Mit den Augen der Besatzer

DOKUMENTATION Die Ausstellung „Im Objektiv des Feindes“ in Hannover zeigt Fotos, die die Propaganda-Kompanien der Wehrmacht zwischen 1939 und 1945 von den gedemütigten Bewohnern des besetzten Warschau machten

Der Auftrag war klar: Wehrmacht-Fotografen sollten die Bevölkerung des besetzten Polen als „Untermenschen“ darstellen

Der ideologische Auftrag war klar: Als „Untermenschen“ sollten die Fotografen der deutschen Wehrmacht die – polnischen und jüdischen – Bewohner des seit dem 1. September 1939 von Nazi-Deutschland besetzten Warschau darstellen. Entsprechend hämisch sind die Resultate ausgefallen: NS-Militärs, die Juden genüsslich den rituellen Bart abschneiden sind da zu sehen – und junge deutsche Soldaten, die Juden in großen Gruppen mit Gewehren aus einem Gebäude treiben.

Andere Bilder zeigen die Verwüstung nach dem Aufstand im Warschauer Getto 1943 sowie nach dem Warschauer Aufstand von 1944 – demjenigen der „Heimatarmee“ gegen die Besatzer. Auch das Schlangestehen für Essen zeigen die Schwarz-Weiß-Fotos – und überhaupt den harten Alltag für die Bewohner der besetzten Stadt.

Erinnerungen an grausame Zeiten bergen die 130 Fotos, die NS-Fotografen zwischen 1939 – dem Überfall Hitlerdeutschlands auf Polen – und 1945 machten, und die Perspektive ist ein eigenes Historicum: „Im Objektiv des Feindes – W Obiektywie Wroga“ heißt die konsequent deutsch-polnisch gehaltene Ausstellung, die jetzt in der Volkshochschule Hannover eröffnet wird.

Der polnische Historiker Eugeniusz Cezary Król hat die Fotos – gemeinsam mit dem Marburger Herder-Institut für historische Ostmitteleuropaforschung – im Jahr 2009 im Koblenzer Bundesarchiv ausgewählt.

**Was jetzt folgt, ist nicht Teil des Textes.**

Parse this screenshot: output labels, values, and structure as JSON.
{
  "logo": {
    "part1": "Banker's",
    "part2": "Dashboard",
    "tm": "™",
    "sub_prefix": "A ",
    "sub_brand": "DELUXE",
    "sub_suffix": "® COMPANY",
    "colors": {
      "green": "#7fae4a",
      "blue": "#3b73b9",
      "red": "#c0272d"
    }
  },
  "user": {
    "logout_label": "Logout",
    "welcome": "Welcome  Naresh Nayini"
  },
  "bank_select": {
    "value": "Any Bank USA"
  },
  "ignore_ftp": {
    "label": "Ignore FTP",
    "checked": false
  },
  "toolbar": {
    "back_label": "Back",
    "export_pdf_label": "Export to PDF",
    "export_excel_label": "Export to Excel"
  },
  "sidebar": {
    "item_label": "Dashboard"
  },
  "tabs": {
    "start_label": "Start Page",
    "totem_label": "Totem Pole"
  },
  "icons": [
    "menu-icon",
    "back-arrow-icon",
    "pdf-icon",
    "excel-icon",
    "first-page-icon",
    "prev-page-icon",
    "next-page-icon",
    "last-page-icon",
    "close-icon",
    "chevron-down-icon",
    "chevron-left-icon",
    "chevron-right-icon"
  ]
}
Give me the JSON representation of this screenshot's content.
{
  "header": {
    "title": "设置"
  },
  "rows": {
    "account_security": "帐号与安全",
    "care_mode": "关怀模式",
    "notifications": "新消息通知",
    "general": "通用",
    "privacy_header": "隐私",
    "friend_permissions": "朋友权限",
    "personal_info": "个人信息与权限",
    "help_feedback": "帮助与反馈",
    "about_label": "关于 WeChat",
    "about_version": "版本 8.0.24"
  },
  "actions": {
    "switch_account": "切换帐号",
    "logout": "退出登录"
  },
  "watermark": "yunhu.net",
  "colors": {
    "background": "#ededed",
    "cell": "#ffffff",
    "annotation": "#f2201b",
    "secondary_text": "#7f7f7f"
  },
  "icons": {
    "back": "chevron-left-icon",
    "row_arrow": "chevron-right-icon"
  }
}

Dort lagern 1,1 Millionen Originalnegative, und Anlass für die Recherche war eine große Ausstellung in Warschau zum 70. Jahrestag des deutschen Überfalls auf Polen.

Der Zuspruch der Ausstellung in Polen war enorm, danach kam sie nach Berlin, und seither tourt die Schau in abgespeckter Form auch durch Deutschland; Hannover ist die schon 15. Station, und die Nachfrage bleibt groß: Die meisten Fotos werden erstmals öffentlich gezeigt, und Überschneidungen etwa mit der Wehrmachtsausstellung von 1995 gibt es nicht. Interessant am Konzept der Schau ist zudem der Subtext, denn durch das Fotografieren von Erschießungen und Demütigungen der Warschauer Bevölkerung werden die Geschundenen zum zweiten Mal Opfer.

Und wenn auch nicht alle Fotos mit dem Gestus des Triumphs daherkommen – manche zeigen schlicht Besprechungen der NS-Besatzer oder ähnlich Unspektakuläres –, sagt der Historiker und Mitorganisator Dietmar Popp vom Herder-Institut, „kann ich mir bei einigen Fotos nicht vorstellen, in welcher Form sie – obwohl von den Propaganda-Kompagnien der Wehrmacht gemacht – in den 1940er-Jahren vom NS-Regime veröffentlicht wurden. Vielleicht waren sie in erster Linie für interne Zwecke gedacht.

Einige Bilder allerdings haben sich als Ikonen des Grauen ins kollektive Gedächtnis eingebrannt: Der jüdische Junge, der, gemeinsam mit einer Gruppe Erwachsener, mit erhobenen Händen vor den Gewehren deutschen Soldaten flieht, ist hierzulande in vielen Geschichtsbüchern zu finden.  PETRA SCHELLEN

Die Ausstellung „Im Objektiv des Feindes – W Obiektywie Wroga“ wird am 7. 4. um 18 Uhr in der Volkshochschule Hannover eröffnet und läuft bis zum 28. 4.